Naked Lunch (1991) Before David Cronenberg directed critically beloved films like A History of Violence and Eastern Promises, he was primarily known as a horror director--and a brutally weird one, too. His earlier horror films like The Brood, Dead Ringers, and especially The Fly, were notorious for their dark, twisted plots and their disgusting use of various bodily fluids. Cronenberg finally reached the apex of his weirdness trajectory, however, with Naked Lunch. Based on the loosely autobiographical novel by William S. Burroughs, which many editors claimed would never be published, and which was largely censored and banned once it was, Naked Lunch would seem unfilmable for anyone but Cronenberg. It follows an exterminator who gets addicted to bug poison, kills his wife in circumstances alarmingly similar to Burroughs' real-life wife's death, starts working for the government, and interacts with various outlandish creatures like it's no big thing. Most of the novel and film might not even be real, let's put it that way. The film remains the only example of a surrealist-horror-noir we can remember, and thanks to Cronenberg, it's rather brilliant. Peter Weller - yes, Robocop himself - stars.

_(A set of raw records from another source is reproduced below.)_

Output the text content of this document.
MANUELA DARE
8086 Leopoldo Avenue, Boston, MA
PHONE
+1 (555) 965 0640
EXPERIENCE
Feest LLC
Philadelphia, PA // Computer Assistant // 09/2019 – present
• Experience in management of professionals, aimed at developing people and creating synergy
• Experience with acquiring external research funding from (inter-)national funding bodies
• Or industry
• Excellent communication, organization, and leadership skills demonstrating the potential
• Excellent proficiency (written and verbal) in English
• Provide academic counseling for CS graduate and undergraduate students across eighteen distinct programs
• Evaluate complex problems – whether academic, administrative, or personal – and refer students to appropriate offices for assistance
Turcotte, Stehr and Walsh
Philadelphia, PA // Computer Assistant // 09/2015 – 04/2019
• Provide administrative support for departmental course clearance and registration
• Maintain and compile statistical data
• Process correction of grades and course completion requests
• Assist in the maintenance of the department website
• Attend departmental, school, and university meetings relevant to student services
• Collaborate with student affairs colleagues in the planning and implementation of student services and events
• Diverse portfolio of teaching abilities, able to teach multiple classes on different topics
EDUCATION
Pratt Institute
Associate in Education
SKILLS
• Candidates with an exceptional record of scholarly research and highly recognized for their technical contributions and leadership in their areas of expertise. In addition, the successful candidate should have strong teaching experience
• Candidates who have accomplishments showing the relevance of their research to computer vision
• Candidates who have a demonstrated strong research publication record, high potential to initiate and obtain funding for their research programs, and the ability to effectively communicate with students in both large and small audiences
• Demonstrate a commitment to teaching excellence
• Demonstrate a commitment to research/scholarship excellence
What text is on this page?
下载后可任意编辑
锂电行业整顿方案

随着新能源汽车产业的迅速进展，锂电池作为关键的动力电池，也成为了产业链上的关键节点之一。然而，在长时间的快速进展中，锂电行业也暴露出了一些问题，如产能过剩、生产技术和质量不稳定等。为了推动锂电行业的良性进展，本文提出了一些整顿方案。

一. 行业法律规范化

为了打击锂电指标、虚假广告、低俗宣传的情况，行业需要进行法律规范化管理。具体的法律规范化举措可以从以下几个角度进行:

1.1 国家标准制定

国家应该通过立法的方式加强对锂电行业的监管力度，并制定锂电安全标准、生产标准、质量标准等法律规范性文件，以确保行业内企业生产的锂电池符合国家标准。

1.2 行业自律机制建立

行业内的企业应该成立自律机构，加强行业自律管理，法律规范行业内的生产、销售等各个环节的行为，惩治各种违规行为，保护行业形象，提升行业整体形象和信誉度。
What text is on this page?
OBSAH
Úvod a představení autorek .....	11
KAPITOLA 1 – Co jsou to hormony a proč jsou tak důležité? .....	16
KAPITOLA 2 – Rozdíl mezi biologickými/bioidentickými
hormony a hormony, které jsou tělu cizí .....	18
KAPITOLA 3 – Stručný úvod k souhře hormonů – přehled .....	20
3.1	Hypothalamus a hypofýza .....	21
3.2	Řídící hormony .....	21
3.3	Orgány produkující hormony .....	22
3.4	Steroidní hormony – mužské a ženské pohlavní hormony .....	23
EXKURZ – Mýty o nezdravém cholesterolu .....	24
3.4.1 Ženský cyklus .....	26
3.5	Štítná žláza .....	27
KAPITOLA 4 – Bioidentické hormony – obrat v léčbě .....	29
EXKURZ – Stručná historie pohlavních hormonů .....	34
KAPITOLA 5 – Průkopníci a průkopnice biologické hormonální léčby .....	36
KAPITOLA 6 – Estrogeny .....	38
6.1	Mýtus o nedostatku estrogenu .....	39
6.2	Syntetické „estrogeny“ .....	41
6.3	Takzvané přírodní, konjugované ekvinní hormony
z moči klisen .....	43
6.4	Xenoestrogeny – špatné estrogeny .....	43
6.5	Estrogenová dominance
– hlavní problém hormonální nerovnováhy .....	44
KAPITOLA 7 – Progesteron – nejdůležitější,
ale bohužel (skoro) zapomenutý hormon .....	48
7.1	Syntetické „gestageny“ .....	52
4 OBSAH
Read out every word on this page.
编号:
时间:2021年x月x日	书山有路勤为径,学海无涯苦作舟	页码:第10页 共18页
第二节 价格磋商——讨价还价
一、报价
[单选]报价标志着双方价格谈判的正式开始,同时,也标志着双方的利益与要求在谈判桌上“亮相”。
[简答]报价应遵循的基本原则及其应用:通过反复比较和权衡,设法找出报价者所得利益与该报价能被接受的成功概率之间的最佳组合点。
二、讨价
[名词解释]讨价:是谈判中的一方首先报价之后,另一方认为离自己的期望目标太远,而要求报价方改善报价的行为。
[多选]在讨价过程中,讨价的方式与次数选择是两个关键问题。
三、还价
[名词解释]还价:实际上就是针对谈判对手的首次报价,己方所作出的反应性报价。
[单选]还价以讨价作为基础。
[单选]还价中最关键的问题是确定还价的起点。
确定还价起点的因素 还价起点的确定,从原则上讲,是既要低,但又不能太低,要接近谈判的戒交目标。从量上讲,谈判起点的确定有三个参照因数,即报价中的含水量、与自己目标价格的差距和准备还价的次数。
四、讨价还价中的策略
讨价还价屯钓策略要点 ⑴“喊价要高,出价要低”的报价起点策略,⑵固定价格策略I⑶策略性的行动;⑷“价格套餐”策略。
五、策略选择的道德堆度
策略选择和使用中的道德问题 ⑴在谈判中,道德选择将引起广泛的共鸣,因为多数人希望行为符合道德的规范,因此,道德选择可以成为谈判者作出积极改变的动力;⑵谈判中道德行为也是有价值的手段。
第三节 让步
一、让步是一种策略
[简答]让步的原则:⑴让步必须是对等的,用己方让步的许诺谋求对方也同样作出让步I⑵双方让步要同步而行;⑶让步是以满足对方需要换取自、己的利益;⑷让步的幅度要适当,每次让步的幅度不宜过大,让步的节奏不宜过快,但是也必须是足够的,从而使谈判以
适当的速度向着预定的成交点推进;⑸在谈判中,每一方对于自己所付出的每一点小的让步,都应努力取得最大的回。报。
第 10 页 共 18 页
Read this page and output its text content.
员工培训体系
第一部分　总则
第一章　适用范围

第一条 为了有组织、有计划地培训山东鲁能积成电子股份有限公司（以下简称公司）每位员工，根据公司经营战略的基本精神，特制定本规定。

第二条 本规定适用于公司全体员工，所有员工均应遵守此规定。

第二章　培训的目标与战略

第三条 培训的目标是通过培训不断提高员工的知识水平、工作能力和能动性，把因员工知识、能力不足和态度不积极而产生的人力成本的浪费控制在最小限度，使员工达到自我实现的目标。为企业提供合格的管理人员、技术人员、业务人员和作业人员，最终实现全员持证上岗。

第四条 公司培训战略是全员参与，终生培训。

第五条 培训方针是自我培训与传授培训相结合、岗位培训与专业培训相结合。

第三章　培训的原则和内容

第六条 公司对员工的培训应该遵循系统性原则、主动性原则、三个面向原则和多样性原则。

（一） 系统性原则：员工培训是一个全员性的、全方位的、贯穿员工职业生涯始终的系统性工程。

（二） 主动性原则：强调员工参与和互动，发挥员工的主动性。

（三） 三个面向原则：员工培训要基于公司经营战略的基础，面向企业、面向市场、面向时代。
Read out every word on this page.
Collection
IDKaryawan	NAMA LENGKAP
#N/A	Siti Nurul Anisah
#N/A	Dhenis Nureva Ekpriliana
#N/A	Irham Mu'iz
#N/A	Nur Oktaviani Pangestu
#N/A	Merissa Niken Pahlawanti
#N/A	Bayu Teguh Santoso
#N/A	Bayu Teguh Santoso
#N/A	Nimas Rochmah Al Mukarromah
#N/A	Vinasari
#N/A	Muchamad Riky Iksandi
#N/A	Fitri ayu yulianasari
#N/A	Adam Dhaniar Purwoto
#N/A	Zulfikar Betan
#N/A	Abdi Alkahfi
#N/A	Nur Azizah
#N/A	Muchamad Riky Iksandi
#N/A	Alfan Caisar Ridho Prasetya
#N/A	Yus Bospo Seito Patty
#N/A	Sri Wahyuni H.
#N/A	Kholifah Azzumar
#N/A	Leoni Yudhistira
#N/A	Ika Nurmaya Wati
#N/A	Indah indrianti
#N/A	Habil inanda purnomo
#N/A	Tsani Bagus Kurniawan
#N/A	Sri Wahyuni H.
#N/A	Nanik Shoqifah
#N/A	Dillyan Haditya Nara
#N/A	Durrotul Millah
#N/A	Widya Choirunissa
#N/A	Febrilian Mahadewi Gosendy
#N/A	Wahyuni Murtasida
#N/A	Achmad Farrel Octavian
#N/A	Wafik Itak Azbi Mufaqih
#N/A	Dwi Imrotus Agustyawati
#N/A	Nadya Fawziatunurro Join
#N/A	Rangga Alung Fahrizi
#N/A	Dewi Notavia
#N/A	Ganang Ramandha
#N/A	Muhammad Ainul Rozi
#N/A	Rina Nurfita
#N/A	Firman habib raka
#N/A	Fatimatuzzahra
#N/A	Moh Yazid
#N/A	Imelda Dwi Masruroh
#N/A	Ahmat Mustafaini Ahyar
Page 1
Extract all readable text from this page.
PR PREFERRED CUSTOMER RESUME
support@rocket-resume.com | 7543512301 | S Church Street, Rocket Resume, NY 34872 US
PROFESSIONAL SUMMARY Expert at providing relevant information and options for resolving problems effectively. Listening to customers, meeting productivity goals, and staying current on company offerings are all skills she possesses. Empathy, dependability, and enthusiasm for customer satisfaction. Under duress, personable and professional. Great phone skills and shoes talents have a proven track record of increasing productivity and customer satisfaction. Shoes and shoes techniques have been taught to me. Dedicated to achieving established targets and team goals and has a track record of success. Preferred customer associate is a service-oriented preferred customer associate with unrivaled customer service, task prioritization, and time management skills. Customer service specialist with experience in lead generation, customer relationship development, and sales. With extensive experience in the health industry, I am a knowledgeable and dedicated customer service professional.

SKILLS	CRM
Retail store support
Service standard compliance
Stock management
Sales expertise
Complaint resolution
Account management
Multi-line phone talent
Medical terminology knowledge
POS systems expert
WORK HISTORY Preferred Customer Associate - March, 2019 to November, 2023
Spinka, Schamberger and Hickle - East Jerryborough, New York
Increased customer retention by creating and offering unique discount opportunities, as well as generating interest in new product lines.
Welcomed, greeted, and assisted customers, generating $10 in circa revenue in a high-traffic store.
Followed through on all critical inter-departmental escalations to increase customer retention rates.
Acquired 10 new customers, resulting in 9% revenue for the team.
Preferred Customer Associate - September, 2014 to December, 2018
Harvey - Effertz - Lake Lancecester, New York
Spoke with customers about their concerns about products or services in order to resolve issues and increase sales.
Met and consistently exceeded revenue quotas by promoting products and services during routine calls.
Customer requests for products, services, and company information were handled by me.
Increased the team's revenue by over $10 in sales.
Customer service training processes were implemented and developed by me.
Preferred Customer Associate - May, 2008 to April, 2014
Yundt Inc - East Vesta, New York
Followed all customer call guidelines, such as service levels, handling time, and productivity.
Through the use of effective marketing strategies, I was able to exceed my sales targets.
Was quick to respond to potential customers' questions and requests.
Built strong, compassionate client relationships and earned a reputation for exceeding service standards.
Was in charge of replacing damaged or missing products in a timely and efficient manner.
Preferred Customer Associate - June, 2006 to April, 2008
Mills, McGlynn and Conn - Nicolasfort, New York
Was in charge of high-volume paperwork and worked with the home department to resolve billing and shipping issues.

Audition (1999) If you rent Audition not knowing anything about it, you might be confused. "I thought this was supposed to be a horror movie," you might think as the first hour-or-so of the film unfolds like a mild, pastoral romance. Films don't really pull the ol' bait-and-switch much anymore, so when it happens here, it's so jarring you might get whiplash. The film takes a hard, hard left into horror territory about halfway through. Remember From Dusk 'Til Dawn, when it suddenly turned from a road-heist movie into a vampire flick? Audition veers harder. Apropos of nothing, we see a young lady, auditioned earlier by the film's protagonist, waiting by her phone for a call. A burlap sack in the background moves and makes human noises. She vomits into a bowl and feeds it to the multiple-amputee living in the bag. The film reverts back to normalcy up until the last 15-20 minutes, which spiral rapidly into some of the most excruciating torture ever filmed. This movie is basically a series of kicks to the nuts.
Eraserhead (1976) Eraserhead is, as far as anyone can tell, a nightmare put to film. Its main character, the man with the ridiculous pompadour, suffers through excruciatingly oppressive social interactions before being presented with what looks like a peeled gopher and told it's his infant son. The thing screams. And screams. The main character's entire reality deteriorates. Above is a little sample of the kind of thing that happens to him. Dante tried to scare people with his visions of hell, but nothing in Inferno matches the sheer dread of Eraserhead. Like most of David Lynch's films, you won't know what the hell's going on, but you won't forget what you've seen. It gets under your skin in a big way.